Last night was watching a show on cold cases; murders where the killers have never been brought to justice. This episode had to do with a killing of two African American teenagers in Mississippi in 1964. Members of the Klan were driving down the road, recognized the two boys, lied to them about who they were and the boys jumped into their truck…only to be drug into the woods, tied to a tree, beaten within an inch of their lives and then drowned in the Mississippi River. We’ve all heard the stories about lynchings and beatings in the south during the most difficult times, but for some reason, this struck me as worse. I’m not sure why-maybe it was the testimonies, maybe it was the fact they were near the spot where the boys were beaten, whatever. One of the Klansmen later reported to the FBI what had happened to finish off the young men. They were untied from the tree, thrown into the trunk of a car, driven to an island in the middle of the Mississippi River, tied to loose slabs of train track, then tossed in the river to drown.

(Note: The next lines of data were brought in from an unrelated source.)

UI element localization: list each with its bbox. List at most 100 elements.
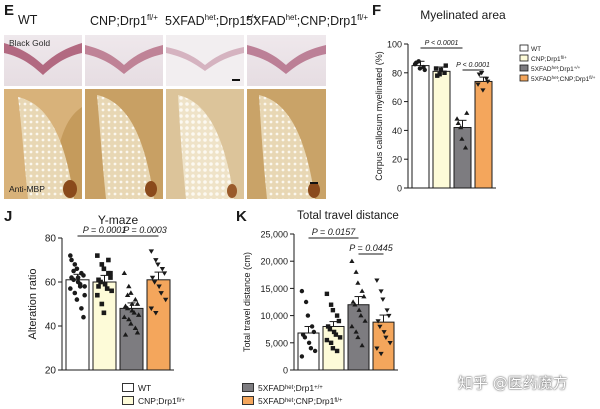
- chart-j-data-point: [153, 310, 159, 316]
- legend-label-wt: WT: [138, 382, 152, 393]
- chart-k-y-tick-label: 0: [283, 366, 288, 376]
- chart-k-y-axis-label: Total travel distance (cm): [242, 252, 252, 352]
- chart-k-data-point: [327, 327, 333, 332]
- column-label-cnp-sup: fl/+: [146, 13, 158, 22]
- chart-f-data-point: [437, 72, 442, 77]
- column-label-5xfad-cnp-text-2: ;CNP;Drp1: [296, 14, 358, 29]
- chart-total-travel-distance: Total travel distance 0 5,000 10,000 15,000 2…: [242, 210, 399, 376]
- chart-f-data-point: [459, 136, 465, 141]
- column-label-5xfad-sup-2: +/+: [246, 13, 258, 22]
- chart-f-data-point: [438, 67, 444, 73]
- chart-k-data-point: [311, 329, 317, 335]
- chart-j-data-point: [96, 284, 101, 289]
- chart-k-data-point: [362, 318, 368, 323]
- chart-j-data-point: [104, 286, 110, 291]
- chart-j-data-point: [81, 314, 86, 320]
- chart-k-data-point: [377, 324, 383, 330]
- column-label-5xfad-cnp: 5XFADhet;CNP;Drp1fl/+: [246, 13, 368, 28]
- stain-label-anti-mbp: Anti-MBP: [9, 184, 45, 194]
- chart-k-data-point: [387, 341, 393, 346]
- black-gold-image-5xfad: [166, 35, 244, 86]
- chart-k-data-point: [302, 335, 308, 340]
- chart-f-y-tick-label: 60: [392, 97, 402, 107]
- chart-f-significance-label: P < 0.0001: [425, 40, 459, 47]
- chart-j-data-point: [128, 321, 134, 326]
- watermark-text: 知乎 @医药魔方: [458, 374, 568, 392]
- chart-j-data-point: [129, 307, 135, 313]
- chart-k-data-point: [328, 340, 334, 345]
- chart-j-significance-label: P = 0.0001: [83, 225, 126, 235]
- chart-f-y-tick-label: 20: [392, 155, 402, 165]
- chart-f-bar: [432, 70, 451, 189]
- chart-y-maze: Y-maze 20 40 60 80 Alteration ratio P = 0.0001…: [27, 213, 174, 377]
- chart-j-data-point: [149, 275, 156, 281]
- chart-f-data-point: [483, 76, 490, 82]
- legend-label-5xfad-cnp-sup-1: het: [284, 397, 294, 404]
- chart-j-data-point: [122, 303, 129, 309]
- chart-j-data-point: [68, 286, 73, 291]
- chart-f-data-point: [435, 73, 440, 78]
- column-label-5xfad-sup-1: het: [204, 13, 216, 22]
- chart-f-legend: WT CNP;Drp1fl/+5XFADhet;Drp1+/+5XFADhet;C…: [519, 44, 596, 83]
- chart-j-data-point: [124, 292, 131, 298]
- chart-k-data-point: [349, 323, 355, 329]
- chart-j-data-point: [99, 301, 105, 307]
- chart-j-data-point: [129, 301, 135, 306]
- anti-mbp-image-5xfad: [166, 89, 244, 199]
- chart-j-significance-label: P = 0.0003: [123, 225, 166, 235]
- column-label-5xfad-text: 5XFAD: [165, 14, 205, 29]
- panel-letter-f: F: [372, 2, 382, 19]
- chart-j-data-point: [122, 332, 129, 337]
- panel-letter-k: K: [236, 208, 247, 225]
- chart-j-data-point: [134, 301, 141, 306]
- chart-f-data-point: [476, 72, 482, 77]
- chart-j-data-point: [121, 270, 128, 276]
- chart-k-data-point: [350, 299, 356, 304]
- legend-item-5xfad: 5XFAD het ;Drp1 +/+: [242, 382, 343, 393]
- chart-f-data-point: [479, 71, 485, 76]
- chart-j-data-point: [74, 297, 80, 302]
- chart-k-data-point: [337, 335, 343, 340]
- legend-swatch-5xfad-cnp: [242, 396, 254, 405]
- chart-f-data-point: [455, 120, 461, 125]
- chart-f-legend-label-cnp: CNP;Drp1fl/+: [531, 55, 567, 64]
- chart-f-data-point: [464, 110, 470, 115]
- chart-k-data-point: [299, 354, 305, 359]
- chart-k-data-point: [383, 335, 389, 340]
- chart-f-bar: [411, 65, 430, 189]
- legend-label-5xfad-cnp: 5XFAD: [258, 395, 285, 406]
- chart-k-significance-label: P = 0.0445: [349, 243, 393, 253]
- chart-j-data-point: [71, 268, 76, 274]
- chart-k-data-point: [358, 313, 364, 318]
- chart-j-data-point: [126, 316, 132, 322]
- anti-mbp-image-cnp: [85, 89, 163, 199]
- chart-k-data-point: [353, 329, 359, 334]
- chart-j-data-point: [95, 253, 100, 258]
- chart-k-data-point: [299, 288, 305, 294]
- chart-k-y-tick-label: 25,000: [260, 230, 288, 240]
- chart-k-data-point: [353, 269, 359, 274]
- legend-label-5xfad-sup-1: het: [284, 384, 294, 391]
- chart-j-data-point: [124, 305, 131, 311]
- legend-label-5xfad-sup-2: +/+: [314, 384, 323, 391]
- column-label-wt: WT: [18, 13, 37, 27]
- chart-f-y-tick-label: 80: [392, 68, 402, 78]
- chart-k-data-point: [349, 258, 355, 263]
- legend-swatch-wt: [122, 383, 134, 392]
- chart-k-data-point: [324, 291, 330, 297]
- chart-k-data-point: [361, 293, 367, 299]
- chart-j-data-point: [158, 291, 164, 296]
- panel-letter-e: E: [4, 2, 15, 19]
- chart-k-data-point: [374, 278, 380, 283]
- chart-j-data-point: [109, 288, 114, 294]
- chart-f-legend-swatch: [519, 74, 529, 82]
- column-label-5xfad-text-2: ;Drp1: [215, 14, 247, 29]
- chart-k-data-point: [386, 313, 392, 319]
- chart-k-data-point: [308, 346, 314, 351]
- chart-j-data-point: [82, 284, 87, 289]
- chart-j-data-point: [153, 258, 159, 263]
- chart-j-data-point: [126, 283, 132, 289]
- legend-item-cnp: CNP;Drp1 fl/+: [122, 395, 185, 406]
- legend-label-cnp-sup: fl/+: [176, 397, 185, 404]
- column-label-5xfad-cnp-text: 5XFAD: [246, 14, 286, 29]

Lacsidasical prosecutors, an unsympathetic community, the south in the middle of a civil rights movement, etc. etc….but there was never a conviction. Not even an indictment. The brother of one of the murdered boys now lives in Colorado Springs and was taken by the documentary crew to the town to try to find justice. It took 18 months and tons of trying, but they finally, finally got an indictment for the murders.

What struck me so much was the attitude of the brother. He said, “I never thought I could walk up to a white person and talk wth them…not here. Not in this town.”

Yes, there is prejudice and racism in the world. We all know that. But to have lived through such a horrific event and put that fear behind him to go back to ind justice(especially some 40 years later) is a tenacity we all should admire.